In the course of the brief struggle in the doorway Strawbridge managed to wrest the musket from the man by lifting him clear of the ground and thumping his head against the doorpost until he was limp, but as he flung him down and rushed back into the circle of firelight two other men leaped at him, one brandishing a knife, the other swinging a fowling piece by the barrel. Strawbridge arrested the sweep of the knife by holding his musket across his body so that the long blade rasped along the barrel and caught momentarily in his sleeve, but the man with the fowling piece had his wits about him and, crouching low, swung his weapon in a wide arc so that its heavy stock struck Strawbridge across the shins, buckling his knees and bringing him down on the edge of the fire.

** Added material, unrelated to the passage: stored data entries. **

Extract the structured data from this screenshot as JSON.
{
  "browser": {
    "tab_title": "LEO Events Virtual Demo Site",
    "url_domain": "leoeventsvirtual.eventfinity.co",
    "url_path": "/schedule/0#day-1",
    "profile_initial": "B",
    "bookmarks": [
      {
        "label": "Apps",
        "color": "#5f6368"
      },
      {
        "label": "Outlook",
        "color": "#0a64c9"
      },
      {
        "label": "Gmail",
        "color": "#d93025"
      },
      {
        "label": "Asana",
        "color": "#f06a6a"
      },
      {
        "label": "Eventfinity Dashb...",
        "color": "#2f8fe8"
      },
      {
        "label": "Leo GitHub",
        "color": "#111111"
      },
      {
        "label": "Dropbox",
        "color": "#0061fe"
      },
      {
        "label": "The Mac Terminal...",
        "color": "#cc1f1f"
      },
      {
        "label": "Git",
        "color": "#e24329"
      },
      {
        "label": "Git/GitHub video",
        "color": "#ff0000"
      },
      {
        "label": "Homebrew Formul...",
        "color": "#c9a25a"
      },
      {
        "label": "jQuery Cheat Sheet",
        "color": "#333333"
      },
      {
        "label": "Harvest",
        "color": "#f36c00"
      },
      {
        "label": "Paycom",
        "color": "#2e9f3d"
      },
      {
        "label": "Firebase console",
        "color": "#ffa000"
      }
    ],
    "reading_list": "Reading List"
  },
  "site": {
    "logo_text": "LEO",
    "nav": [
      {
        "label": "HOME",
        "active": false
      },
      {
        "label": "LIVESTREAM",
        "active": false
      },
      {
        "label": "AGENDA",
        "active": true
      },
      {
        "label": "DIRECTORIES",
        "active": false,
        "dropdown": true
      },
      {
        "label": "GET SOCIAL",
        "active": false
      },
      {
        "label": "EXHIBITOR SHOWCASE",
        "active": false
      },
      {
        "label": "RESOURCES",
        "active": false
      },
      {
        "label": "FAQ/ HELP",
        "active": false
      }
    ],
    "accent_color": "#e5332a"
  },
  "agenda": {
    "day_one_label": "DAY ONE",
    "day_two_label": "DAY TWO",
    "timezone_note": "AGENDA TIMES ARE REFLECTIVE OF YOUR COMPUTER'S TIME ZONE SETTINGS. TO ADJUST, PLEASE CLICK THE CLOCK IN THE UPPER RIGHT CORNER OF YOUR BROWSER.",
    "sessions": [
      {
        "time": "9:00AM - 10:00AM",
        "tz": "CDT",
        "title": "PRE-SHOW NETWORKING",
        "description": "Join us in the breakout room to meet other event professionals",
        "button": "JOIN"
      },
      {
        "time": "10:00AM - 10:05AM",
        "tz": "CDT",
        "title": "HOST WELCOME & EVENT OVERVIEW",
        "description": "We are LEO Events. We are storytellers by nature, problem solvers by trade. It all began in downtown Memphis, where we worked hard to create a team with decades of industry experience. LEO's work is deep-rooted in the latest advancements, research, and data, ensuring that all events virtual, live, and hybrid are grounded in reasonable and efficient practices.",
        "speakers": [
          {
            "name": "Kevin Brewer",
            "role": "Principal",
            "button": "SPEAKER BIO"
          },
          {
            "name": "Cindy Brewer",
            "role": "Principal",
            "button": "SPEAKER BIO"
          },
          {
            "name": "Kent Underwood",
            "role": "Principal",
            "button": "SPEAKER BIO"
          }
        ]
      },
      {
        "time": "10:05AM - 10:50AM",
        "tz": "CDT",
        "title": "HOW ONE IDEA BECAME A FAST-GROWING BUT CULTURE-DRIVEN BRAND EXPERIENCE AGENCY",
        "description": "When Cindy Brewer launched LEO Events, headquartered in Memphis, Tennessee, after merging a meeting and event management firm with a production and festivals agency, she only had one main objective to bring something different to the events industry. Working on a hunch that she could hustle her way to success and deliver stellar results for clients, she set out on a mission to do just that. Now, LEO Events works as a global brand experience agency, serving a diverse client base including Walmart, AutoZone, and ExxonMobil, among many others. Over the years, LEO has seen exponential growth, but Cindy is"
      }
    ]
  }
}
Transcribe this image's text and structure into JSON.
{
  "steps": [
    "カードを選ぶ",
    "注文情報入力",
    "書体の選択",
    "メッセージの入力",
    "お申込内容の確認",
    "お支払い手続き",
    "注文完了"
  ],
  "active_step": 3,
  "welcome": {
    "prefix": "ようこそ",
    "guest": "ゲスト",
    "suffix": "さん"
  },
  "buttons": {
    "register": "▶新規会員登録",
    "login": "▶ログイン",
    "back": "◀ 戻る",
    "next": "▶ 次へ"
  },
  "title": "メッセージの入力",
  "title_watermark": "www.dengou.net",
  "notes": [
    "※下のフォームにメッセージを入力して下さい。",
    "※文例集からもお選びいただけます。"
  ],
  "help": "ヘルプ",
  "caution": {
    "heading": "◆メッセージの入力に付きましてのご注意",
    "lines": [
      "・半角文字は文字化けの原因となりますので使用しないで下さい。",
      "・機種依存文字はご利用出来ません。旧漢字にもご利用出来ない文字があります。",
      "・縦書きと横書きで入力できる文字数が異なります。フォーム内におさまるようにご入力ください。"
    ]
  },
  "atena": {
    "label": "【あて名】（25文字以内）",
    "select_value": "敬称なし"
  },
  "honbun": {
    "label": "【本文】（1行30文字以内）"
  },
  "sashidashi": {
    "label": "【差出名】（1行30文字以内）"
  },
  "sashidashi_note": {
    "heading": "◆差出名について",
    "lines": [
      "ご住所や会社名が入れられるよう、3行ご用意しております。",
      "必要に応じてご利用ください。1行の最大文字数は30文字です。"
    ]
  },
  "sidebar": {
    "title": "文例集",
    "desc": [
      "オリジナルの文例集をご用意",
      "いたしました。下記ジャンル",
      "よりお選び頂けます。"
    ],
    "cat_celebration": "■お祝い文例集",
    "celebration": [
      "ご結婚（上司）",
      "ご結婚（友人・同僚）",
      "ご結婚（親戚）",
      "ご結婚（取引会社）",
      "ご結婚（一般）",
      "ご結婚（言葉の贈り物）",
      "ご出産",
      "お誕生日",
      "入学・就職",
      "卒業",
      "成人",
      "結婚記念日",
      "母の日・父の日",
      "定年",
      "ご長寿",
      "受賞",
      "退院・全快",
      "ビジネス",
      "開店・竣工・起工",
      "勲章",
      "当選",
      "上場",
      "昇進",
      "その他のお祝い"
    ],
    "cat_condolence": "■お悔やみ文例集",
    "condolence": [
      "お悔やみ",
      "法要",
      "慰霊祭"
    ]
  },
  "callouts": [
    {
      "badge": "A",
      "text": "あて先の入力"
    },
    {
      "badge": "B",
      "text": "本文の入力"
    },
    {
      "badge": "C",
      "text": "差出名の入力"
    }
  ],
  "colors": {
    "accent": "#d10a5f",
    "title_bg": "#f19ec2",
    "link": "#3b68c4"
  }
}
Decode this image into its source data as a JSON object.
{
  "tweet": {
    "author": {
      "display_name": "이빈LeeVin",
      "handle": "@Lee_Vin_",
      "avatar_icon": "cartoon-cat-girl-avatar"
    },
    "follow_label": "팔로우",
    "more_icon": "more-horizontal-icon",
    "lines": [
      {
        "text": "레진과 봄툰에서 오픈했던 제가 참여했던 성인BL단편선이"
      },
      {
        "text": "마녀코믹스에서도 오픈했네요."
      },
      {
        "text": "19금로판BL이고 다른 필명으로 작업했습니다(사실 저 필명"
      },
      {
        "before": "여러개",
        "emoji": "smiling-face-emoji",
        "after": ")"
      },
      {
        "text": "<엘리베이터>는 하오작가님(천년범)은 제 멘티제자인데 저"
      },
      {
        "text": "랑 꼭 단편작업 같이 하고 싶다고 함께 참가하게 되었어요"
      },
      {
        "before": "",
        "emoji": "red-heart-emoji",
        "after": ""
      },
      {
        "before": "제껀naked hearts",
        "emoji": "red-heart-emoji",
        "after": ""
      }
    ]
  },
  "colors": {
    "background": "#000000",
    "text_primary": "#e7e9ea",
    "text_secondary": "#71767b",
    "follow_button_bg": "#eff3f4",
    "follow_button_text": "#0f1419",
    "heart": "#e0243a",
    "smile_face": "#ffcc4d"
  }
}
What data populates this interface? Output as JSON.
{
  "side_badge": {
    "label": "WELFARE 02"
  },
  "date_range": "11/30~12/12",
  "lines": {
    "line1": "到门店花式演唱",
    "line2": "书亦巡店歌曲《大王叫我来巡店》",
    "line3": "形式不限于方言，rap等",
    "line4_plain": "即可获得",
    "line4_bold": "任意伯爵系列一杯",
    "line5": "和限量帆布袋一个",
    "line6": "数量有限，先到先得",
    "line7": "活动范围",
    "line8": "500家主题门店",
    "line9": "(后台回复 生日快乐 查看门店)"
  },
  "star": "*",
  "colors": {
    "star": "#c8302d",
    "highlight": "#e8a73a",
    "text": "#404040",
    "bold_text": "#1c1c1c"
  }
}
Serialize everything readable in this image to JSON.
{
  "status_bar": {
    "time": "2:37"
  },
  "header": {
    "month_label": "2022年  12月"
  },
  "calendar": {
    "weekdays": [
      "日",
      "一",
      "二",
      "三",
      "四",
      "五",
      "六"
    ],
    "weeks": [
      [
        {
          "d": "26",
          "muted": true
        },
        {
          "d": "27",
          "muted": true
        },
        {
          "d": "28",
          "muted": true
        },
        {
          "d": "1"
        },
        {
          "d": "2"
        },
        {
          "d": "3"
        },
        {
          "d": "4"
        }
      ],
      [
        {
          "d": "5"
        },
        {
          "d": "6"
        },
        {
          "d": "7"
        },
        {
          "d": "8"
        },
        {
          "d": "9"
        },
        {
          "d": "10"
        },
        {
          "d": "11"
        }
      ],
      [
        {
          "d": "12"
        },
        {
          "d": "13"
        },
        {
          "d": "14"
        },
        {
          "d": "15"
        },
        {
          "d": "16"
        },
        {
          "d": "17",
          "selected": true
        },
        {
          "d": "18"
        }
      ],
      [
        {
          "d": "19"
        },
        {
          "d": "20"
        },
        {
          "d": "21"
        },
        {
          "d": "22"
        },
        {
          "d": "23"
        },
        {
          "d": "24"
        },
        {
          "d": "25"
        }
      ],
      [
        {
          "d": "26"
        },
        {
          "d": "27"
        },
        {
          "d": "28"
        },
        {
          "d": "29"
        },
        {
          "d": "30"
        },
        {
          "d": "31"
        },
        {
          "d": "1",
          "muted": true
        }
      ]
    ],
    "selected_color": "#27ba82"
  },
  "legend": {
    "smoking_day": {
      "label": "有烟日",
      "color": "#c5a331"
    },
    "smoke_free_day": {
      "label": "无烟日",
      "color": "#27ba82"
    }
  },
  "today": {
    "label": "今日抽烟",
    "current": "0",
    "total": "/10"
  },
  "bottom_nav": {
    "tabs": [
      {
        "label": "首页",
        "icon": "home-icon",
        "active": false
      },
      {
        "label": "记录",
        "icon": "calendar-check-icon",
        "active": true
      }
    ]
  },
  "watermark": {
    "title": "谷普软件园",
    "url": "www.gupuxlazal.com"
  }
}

At the same moment the struggle enlarged itself as more and more men, most of them convinced that they were engaged in a life-and-death struggle with the French, plunged into the fray, and when Strawbridge rose to his feet he was the center of more than a dozen partisans, all getting in one another’s way and every man among them screaming at the top of his voice. Considering that the blow from the fowling piece had all but broken his leg, and that he was now assailed on all sides by men hacking at him with knives, swords and billets of wood snatched from the fuel pile, the countryman gave a notable account of himself. With the butt of his beloved musket he knocked one man into the fire, and when the stock parted from the barrel under the impact he retained his grasp on the metal and broke the arm of a man jabbing him with a bayonet. Then somebody leaped upon his back and he went down again, carrying two men with him and rolling right across the fire at the feet of another group of men who had come up at a run and who flung themselves bodily upon the trio struggling in the embers, jabbing with their knives and calling to one another to stand clear and give them room to use their weapons.